In fact, El Kurd shows that the extent of PA control is directly linked to political mobilization. The fourth chapter provides evidence for a particularly counterintuitive claim: that “mobilization has declined systematically in places where the PA has more direct control, even though Palestinians in those areas are more densely populated [sic] and have greater access to resources” (p. 16). The majority of Palestinians live in Area A of the West Bank—under the full authority of the PA—and as El Kurd notes, prior to the creation of the PA, this area maintained the highest levels of political mobilization simply due to its relative population size. However, since 2007, political mobilization in Areas B and C has far surpassed that in Area A; this is despite the fact that there are more Palestinians in Area A than in B or C, and that all three face similar levels of repression and intrusion from the Israeli occupation. Conversely, the lack of a PA presence has also allowed protest movements to thrive. El Kurd observes that East Jerusalem, in particular, has witnessed a revival of family networks and informal institutions for political organization, despite the fact that Palestinians there are isolated from the West Bank and live under Israeli jurisdiction.

In the fifth chapter, El Kurd ventures beyond Palestine to show the broader applicability of her theory of international intervention and its effects on domestic polarization, mobilization, and social cohesion. Taking Iraqi Kurdistan and Bahrain as two additional case studies, she argues that American intervention has “led to negative repercussions for state-society relations and levels of authoritarianism” across the “state sovereignty spectrum,” from the occupied West Bank, to the semi-autonomous region of Iraqi Kurdistan, to the fully sovereign state of Bahrain (p. 135).

These findings have critical implications for our understanding of authoritarianism across the entire Arab world, a region that continues to be a highly contested arena for a variety of international actors that seek to extend control and influence beyond their borders. The recent revival of widespread political mobilization in places such as Lebanon—whose domestic politics have been shaped by external powers, and which until recently were considered archetypal examples of polarization and sectarianism—is thus all the more remarkable. In Lebanon, shared grievances that span across traditional political and sectarian divisions have served as a foundation for rebuilding social cohesion and sparking mobilization. And while the West Bank has not witnessed similar levels of mobilization, El Kurd does note some promising bright spots. West Bank Palestinian youth, who are largely “unconnected to existing institutions and power structures,” may be willing to challenge the PA’s political hegemony (p. 146).

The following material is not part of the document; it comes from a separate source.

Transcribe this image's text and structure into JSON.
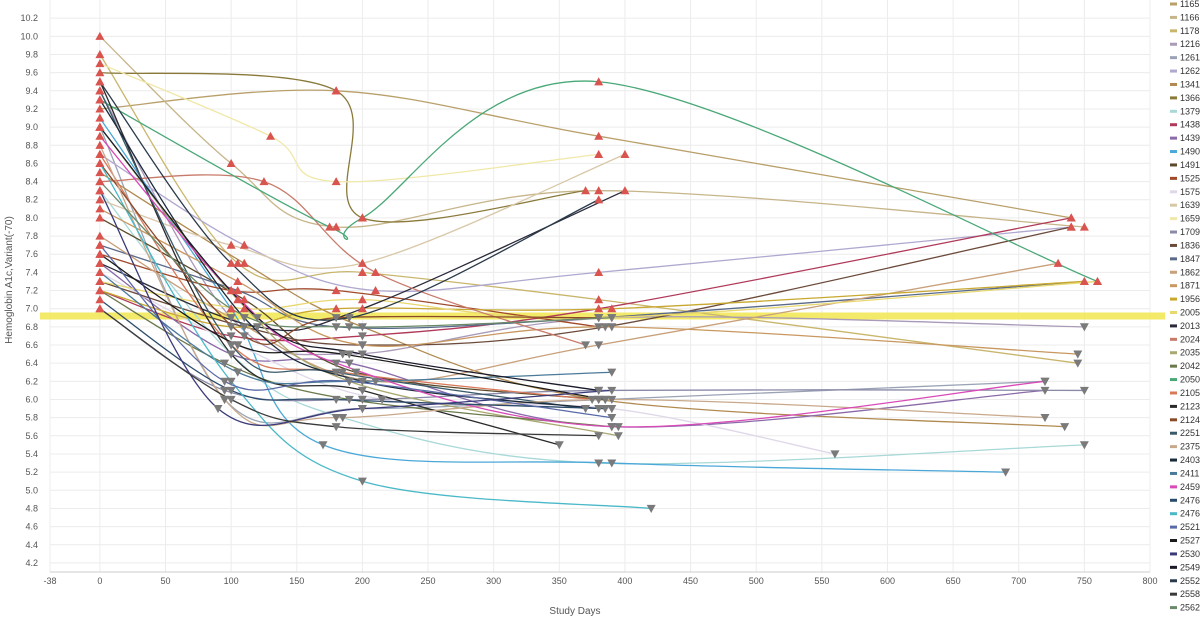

So, too, may the Palestinian citizens of Israel, who are engaged in political activism and civil society work, “present alternative institutions and strategies to the role of the PA” (p. 148). Palestinian women from across historic Palestine who have traditionally been marginalized in political spaces have also recently launched an initiative that aims to create a new, feminist alternative to mainstream Palestinian politics, based on shared experiences of oppression. Although there is much work still to be done, these movements offer possibilities for imagining how Palestinians might extricate themselves from decades of inept authoritarian governance and political fragmentation, choose a democratically accountable leadership, and present a unified front to challenge ongoing Israeli occupation.